Friday, January 13, 2012
Friday the 13th and the Marshall air tragedy
Strange but true.
There’s a bizarre connection between a well-known day of superstition and the Marshall plane crash of November 14, 1970. In the days leading up to the Thundering Herd’s road trip to East Carolina, there was an undeniable feeling of uneasiness among some of MU’s football players. They weren’t at all comfortable in having to leave town on a Friday the 13th.
In the interviews I conducted for November Ever After, there were instances in which I learned that some of the players were fearful about their upcoming flight. Dickie Carter—a running back that quit the team a few weeks prior to the crash—told me about conversations he had with a few players. According to Dickie, the players spoke in a tone that gave the impression that they were not expecting to make it back alive. Some went as far as making arrangements to give their personal belongings away to girlfriends and family members.
John Hagan, the team’s equipment manager, refused to go on the flight. Rather than fly, Hagan and student assistant David Byrd traveled by truck to East Carolina and they left on Friday. Hagan didn’t mince words about his decision. “It was Friday the 13th and I’m superstitious,” he told a reporter from the Associated Press. “Something just told me not to go on this trip.”

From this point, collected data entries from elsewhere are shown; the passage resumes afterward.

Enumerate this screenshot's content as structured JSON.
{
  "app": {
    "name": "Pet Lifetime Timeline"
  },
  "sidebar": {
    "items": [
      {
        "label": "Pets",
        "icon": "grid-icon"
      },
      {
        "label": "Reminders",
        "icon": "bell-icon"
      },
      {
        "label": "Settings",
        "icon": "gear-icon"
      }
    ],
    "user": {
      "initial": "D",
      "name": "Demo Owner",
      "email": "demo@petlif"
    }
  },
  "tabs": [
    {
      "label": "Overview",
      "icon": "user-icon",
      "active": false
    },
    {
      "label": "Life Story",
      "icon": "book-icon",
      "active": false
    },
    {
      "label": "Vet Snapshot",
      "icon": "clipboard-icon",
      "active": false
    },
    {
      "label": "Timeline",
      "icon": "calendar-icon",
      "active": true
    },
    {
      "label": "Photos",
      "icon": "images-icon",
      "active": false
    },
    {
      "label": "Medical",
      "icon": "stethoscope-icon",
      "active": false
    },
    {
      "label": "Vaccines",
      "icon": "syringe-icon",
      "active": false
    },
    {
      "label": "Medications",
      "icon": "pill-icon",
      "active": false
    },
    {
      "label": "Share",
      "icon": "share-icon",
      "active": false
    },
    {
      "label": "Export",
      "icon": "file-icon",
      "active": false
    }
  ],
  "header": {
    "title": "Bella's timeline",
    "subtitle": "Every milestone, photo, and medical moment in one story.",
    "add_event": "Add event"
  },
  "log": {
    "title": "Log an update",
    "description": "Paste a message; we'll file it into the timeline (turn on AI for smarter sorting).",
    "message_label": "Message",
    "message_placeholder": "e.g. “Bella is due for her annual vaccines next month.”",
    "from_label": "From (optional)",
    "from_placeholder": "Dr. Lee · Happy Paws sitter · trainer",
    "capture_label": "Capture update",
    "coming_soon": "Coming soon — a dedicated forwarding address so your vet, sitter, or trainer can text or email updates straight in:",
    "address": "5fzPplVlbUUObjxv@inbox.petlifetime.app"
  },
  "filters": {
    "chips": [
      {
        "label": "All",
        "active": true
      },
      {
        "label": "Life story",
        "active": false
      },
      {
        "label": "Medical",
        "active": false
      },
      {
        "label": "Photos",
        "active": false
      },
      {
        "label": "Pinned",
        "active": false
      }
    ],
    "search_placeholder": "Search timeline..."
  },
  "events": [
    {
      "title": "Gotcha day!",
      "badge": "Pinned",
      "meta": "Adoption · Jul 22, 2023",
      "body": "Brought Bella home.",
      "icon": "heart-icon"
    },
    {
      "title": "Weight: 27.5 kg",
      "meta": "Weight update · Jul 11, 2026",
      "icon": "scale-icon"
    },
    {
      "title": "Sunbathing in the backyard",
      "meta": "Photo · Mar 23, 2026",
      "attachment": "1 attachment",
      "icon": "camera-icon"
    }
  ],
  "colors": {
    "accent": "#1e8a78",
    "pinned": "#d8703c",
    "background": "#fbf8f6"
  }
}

Hagan heard about the crash on the drive back to West Virginia. A few days after the crash, a news photographer from the Herald-Dispatch newspaper captured a memorable image of Hagan. Inside the Herd’s locker room, Hagan is surrounded by reminders related to the tragedy. At his feet are the players’ duffle bags; to his right are shoulder pads and game uniforms.
The equipment made it back; the players did not.